Money: there is NOTHING to buy at our program, so there is no need for your child to have money with them.
OEA, YPRD, YSWCD or their affiliates, staff, or volunteers will not be held responsible for lost or stolen items.
In the event that days are cancelled due to insufficient registration numbers, participants will be refunded the full amount of each cancelled day, including the Eventbrite fee when applicable.
Should you find you need to cancel all or part of your registration, OEA's refund policy is the following:
Seven calendar days or more before the first day of camp: 100% refund of camp tuition, including Eventbrite fees
Six-Four calendar days before the first day of camp: 75% refund of camp tuition, minus Eventbrite fees
Three-Two calendar days before the first day of camp: 50% refund of camp tuition, minus Eventbrite fee
One day or any day during the week of camp: NO refund
In the event that you fall in the category of less than 100% full refund or you wish to donate your tuition, your funds will go into our scholarship account to be used by families in need.
A note on poison oak and stinging nettle
Oregon has both poison oak and stinging nettle. While we try to avoid having anyone get into them, we do take the campers off trail for a lot of our activities, and cannot guarantee they won't be affected. Here's what to do if your child thinks they contacted these plants:
Stinging nettle: If brushed against, stinging nettle injects a chemical that will immediately cause a temporary, minor rash. The rash is fairly uncomfortable and often invisible, but easily treated with a mild acid, such as vinegar.
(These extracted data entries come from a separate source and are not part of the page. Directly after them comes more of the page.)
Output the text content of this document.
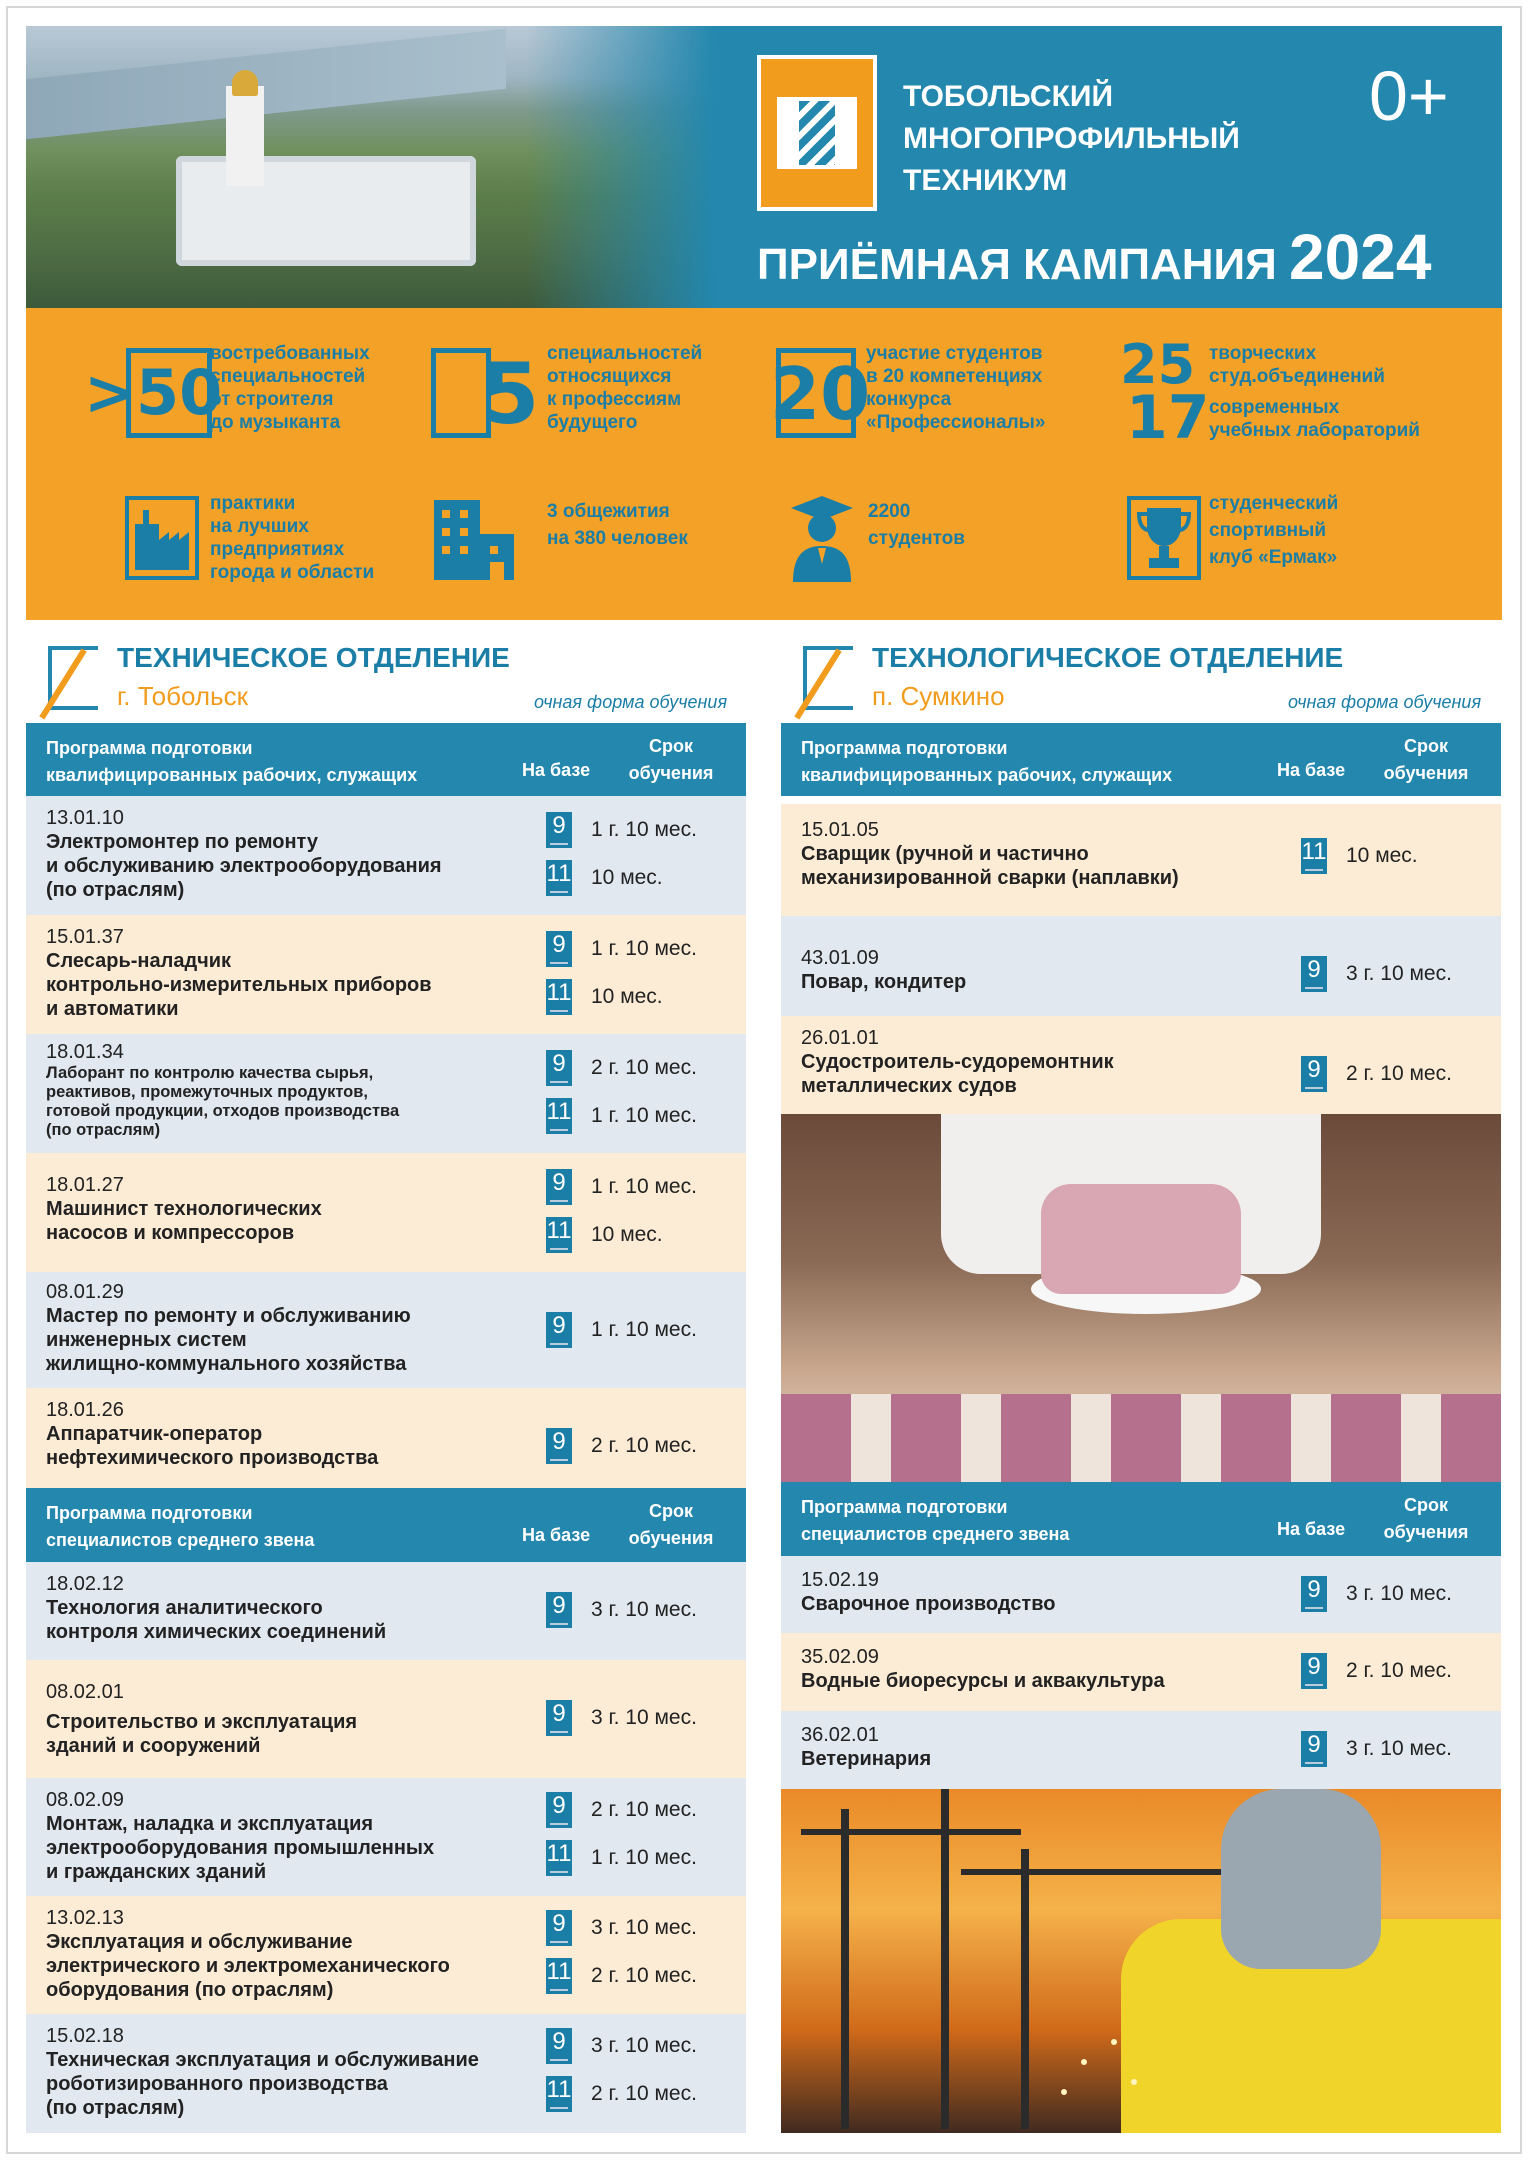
ТОБОЛЬСКИЙ
МНОГОПРОФИЛЬНЫЙ
ТЕХНИКУМ
0+
ПРИЁМНАЯ КАМПАНИЯ 2024
>50
востребованных
специальностей
от строителя
до музыканта	5 специальностей
относящихся
к профессиям
будущего	20
участие студентов
в 20 компетенциях
конкурса
«Профессионалы»
25
17
творческих
студ.объединений
современных
учебных лабораторий
практики
на лучших
предприятиях
города и области
3 общежития
на 380 человек
2200
студентов
студенческий
спортивный
клуб «Ермак»
ТЕХНИЧЕСКОЕ ОТДЕЛЕНИЕ
г. Тобольск	очная форма обучения
ТЕХНОЛОГИЧЕСКОЕ ОТДЕЛЕНИЕ
п. Сумкино	очная форма обучения
Программа подготовки
квалифицированных рабочих, служащих	На базе
Срок
обучения
13.01.10
Электромонтер по ремонту
и обслуживанию электрооборудования
(по отраслям)
9	1 г. 10 мес.
11 10 мес.
15.01.37
Слесарь-наладчик
контрольно-измерительных приборов
и автоматики
9	1 г. 10 мес.
11 10 мес.
18.01.34
Лаборант по контролю качества сырья,
реактивов, промежуточных продуктов,
готовой продукции, отходов производства
(по отраслям)
9	2 г. 10 мес.
11 1 г. 10 мес.
18.01.27
Машинист технологических
насосов и компрессоров
9	1 г. 10 мес.
11 10 мес.
08.01.29
Мастер по ремонту и обслуживанию
инженерных систем
жилищно-коммунального хозяйства
9	1 г. 10 мес.
18.01.26
Аппаратчик-оператор
нефтехимического производства
9	2 г. 10 мес.
Программа подготовки
специалистов среднего звена	На базе
Срок
обучения
18.02.12
Технология аналитического
контроля химических соединений
9	3 г. 10 мес.
08.02.01
Строительство и эксплуатация
зданий и сооружений
9	3 г. 10 мес.
08.02.09
Монтаж, наладка и эксплуатация
электрооборудования промышленных
и гражданских зданий
9	2 г. 10 мес.
11 1 г. 10 мес.
13.02.13
Эксплуатация и обслуживание
электрического и электромеханического
оборудования (по отраслям)
9	3 г. 10 мес.
11 2 г. 10 мес.
15.02.18
Техническая эксплуатация и обслуживание
роботизированного производства
(по отраслям)
9	3 г. 10 мес.
11 2 г. 10 мес.
Программа подготовки
квалифицированных рабочих, служащих	На базе
Срок
обучения
15.01.05
Сварщик (ручной и частично
механизированной сварки (наплавки)
11 10 мес.
43.01.09
Повар, кондитер	9	3 г. 10 мес.
26.01.01
Судостроитель-судоремонтник
металлических судов
9	2 г. 10 мес.
Программа подготовки
специалистов среднего звена	На базе
Срок
обучения
15.02.19
Сварочное производство
9	3 г. 10 мес.
35.02.09
Водные биоресурсы и аквакультура
9	2 г. 10 мес.
36.02.01
Ветеринария
9	3 г. 10 мес.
We generally do "on the trail" treatments with local plants that are known to relieve the sting (curly dock is the most common) or by applying banana slugs to the area. This sounds a lot like using leeches, but the banana slug slime is a natural anasthetic (numbing agent) and works wonders; plus, the kids think it's hilarious.
Poison oak: No matter the season, poison oak exudes an oil to which many people (including out staff) are allergic; the itchy rash takes at least 24 hours to appear, so most people don't realize they've come in contact until long after the event. Most children and animals are not sensitive to it, but they can spread the oils to people who are if they've contacted it. Your best protection if you think your child has contacted poison oak is to use a product called Tecnu. In Yamhill County the only place we've been able to find it is at Northwest Logging Supply in McMinnville. Follow the directions on the bottle; do not give your child a warm bath or shower to wash it off or you will only spread the oil. Clothing can be washed with Tecnu, and boots, backpacks, etc can also be wiped down with it. You can even use it on your pets!